For a recent letter, Barbara Munsey failed to do her research on the group Citizens to Save the Transition Area (CSTA) ["PEC Does Not Have Citizens' Needs at Heart," Loudoun Extra, June 30].
A fact check would show that the CSTA was the result of a community meeting at the Arcola Community Center held Jan. 19 (attended by the undersigned) to discuss developers' requests to the county to revise the comprehensive plan in the transition area (which includes much of the Dulles District) to allow heavier density in their projects.
Concerns were raised at this meeting, and it was decided to form a group, the CSTA, and ask for help from the Piedmont Environmental Council, as this group's objectives were similar to the CSTA's.
Many residents of the Dulles District had already concluded that their supervisor does not speak for them, but for the developers. So the CSTA was more than ready to join a group with experience that was willing to help the CSTA organize to get our voices heard by like-minded citizens and more open-minded members of the Board of Supervisors.

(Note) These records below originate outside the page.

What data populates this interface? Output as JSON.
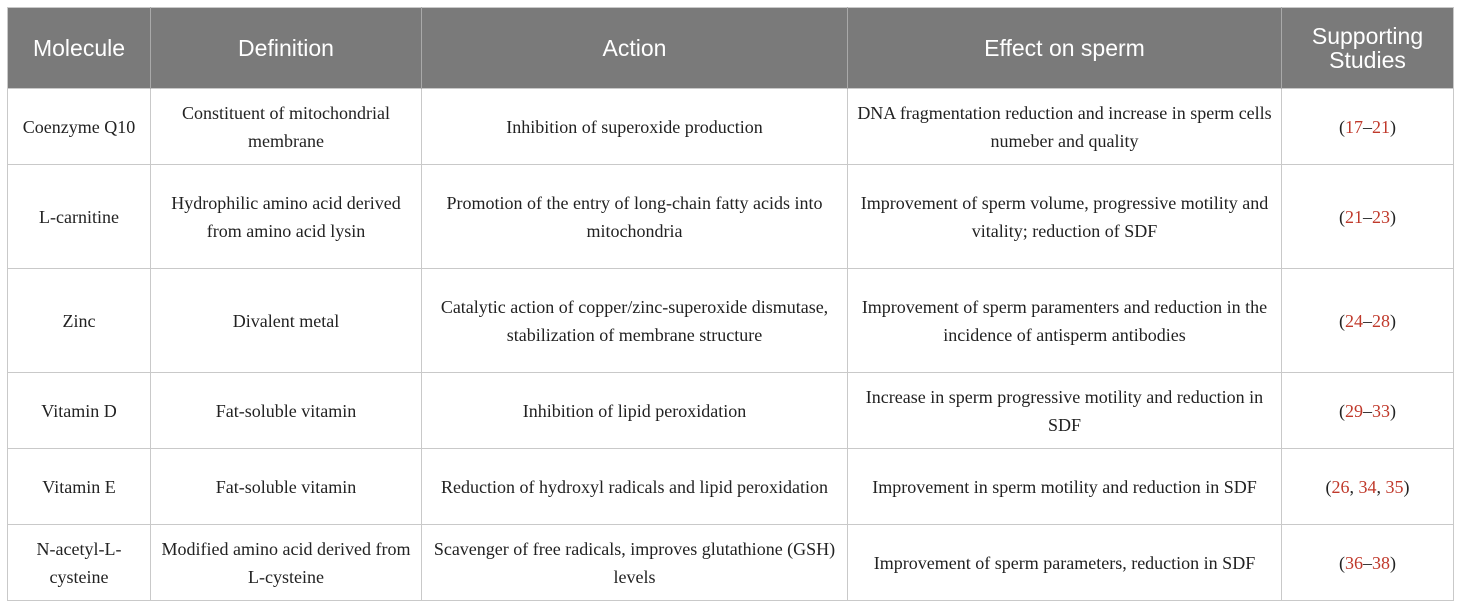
{
  "headers": [
    "Molecule",
    "Definition",
    "Action",
    "Effect on sperm",
    "Supporting Studies"
  ],
  "rows": [
    {
      "molecule": "Coenzyme Q10",
      "definition": "Constituent of mitochondrial membrane",
      "action": "Inhibition of superoxide production",
      "effect": "DNA fragmentation reduction and increase in sperm cells numeber and quality",
      "refs": [
        "(",
        "17",
        "–",
        "21",
        ")"
      ]
    },
    {
      "molecule": "L-carnitine",
      "definition": "Hydrophilic amino acid derived from amino acid lysin",
      "action": "Promotion of the entry of long-chain fatty acids into mitochondria",
      "effect": "Improvement of sperm volume, progressive motility and vitality; reduction of SDF",
      "refs": [
        "(",
        "21",
        "–",
        "23",
        ")"
      ]
    },
    {
      "molecule": "Zinc",
      "definition": "Divalent metal",
      "action": "Catalytic action of copper/zinc-superoxide dismutase, stabilization of membrane structure",
      "effect": "Improvement of sperm paramenters and reduction in the incidence of antisperm antibodies",
      "refs": [
        "(",
        "24",
        "–",
        "28",
        ")"
      ]
    },
    {
      "molecule": "Vitamin D",
      "definition": "Fat-soluble vitamin",
      "action": "Inhibition of lipid peroxidation",
      "effect": "Increase in sperm progressive motility and reduction in SDF",
      "refs": [
        "(",
        "29",
        "–",
        "33",
        ")"
      ]
    },
    {
      "molecule": "Vitamin E",
      "definition": "Fat-soluble vitamin",
      "action": "Reduction of hydroxyl radicals and lipid peroxidation",
      "effect": "Improvement in sperm motility and reduction in SDF",
      "refs": [
        "(",
        "26",
        ", ",
        "34",
        ", ",
        "35",
        ")"
      ]
    },
    {
      "molecule": "N-acetyl-L-cysteine",
      "definition": "Modified amino acid derived from L-cysteine",
      "action": "Scavenger of free radicals, improves glutathione (GSH) levels",
      "effect": "Improvement of sperm parameters, reduction in SDF",
      "refs": [
        "(",
        "36",
        "–",
        "38",
        ")"
      ]
    }
  ]
}
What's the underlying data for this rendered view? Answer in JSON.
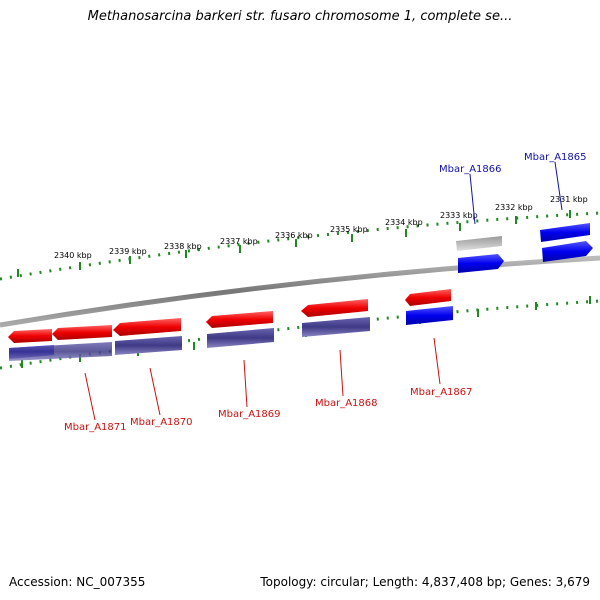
{
  "title": "Methanosarcina barkeri str. fusaro chromosome 1, complete se...",
  "footer": {
    "accession": "Accession: NC_007355",
    "summary": "Topology: circular; Length: 4,837,408 bp; Genes: 3,679"
  },
  "colors": {
    "forward_cds": "#ee1111",
    "reverse_cds": "#1111ee",
    "forward_gene": "#bbbbbb",
    "reverse_gene": "#4a4490",
    "backbone": "#888888",
    "ticks": "#228822",
    "forward_label": "#1111aa",
    "reverse_label": "#cc1111"
  },
  "ruler_labels": [
    "2340 kbp",
    "2339 kbp",
    "2338 kbp",
    "2337 kbp",
    "2336 kbp",
    "2335 kbp",
    "2334 kbp",
    "2333 kbp",
    "2332 kbp",
    "2331 kbp"
  ],
  "genes": [
    {
      "name": "Mbar_A1871",
      "strand": "reverse"
    },
    {
      "name": "Mbar_A1870",
      "strand": "reverse"
    },
    {
      "name": "Mbar_A1869",
      "strand": "reverse"
    },
    {
      "name": "Mbar_A1868",
      "strand": "reverse"
    },
    {
      "name": "Mbar_A1867",
      "strand": "reverse"
    },
    {
      "name": "Mbar_A1866",
      "strand": "forward"
    },
    {
      "name": "Mbar_A1865",
      "strand": "forward"
    }
  ]
}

In the current rush to development, we find ourselves concerned with the increased taxes, traffic and service needs caused by this growth. After the meeting in January, the CSTA was added to the Piedmont Environmental Council's Web site. The first public meeting of the CSTA was held March 29 at the Episcopal Church in Aldie, not May 3, as Ms. Munsey claimed.
The history of the CSTA, however, departs from the point of this letter, which is citizen opposition to overdevelopment in the transition area above and beyond that provided in Loudoun's comprehensive plan. Rather than raise questions about a group of citizens in the CSTA using their freedom of speech to work toward keeping development in our neighborhoods under reasonable control, Ms. Munsey would better serve the county and her Dulles neighbors by addressing the impact of the uncontrolled growth that she supports for the transition area.
So far, we have been assessed higher taxes; we drive on overcrowded roads; our ponds and woods have been bulldozed; our trips to town take longer on roads being renovated to provide access to new developments; and, sadly, the charm that attracts people to Loudoun County is being gradually lost.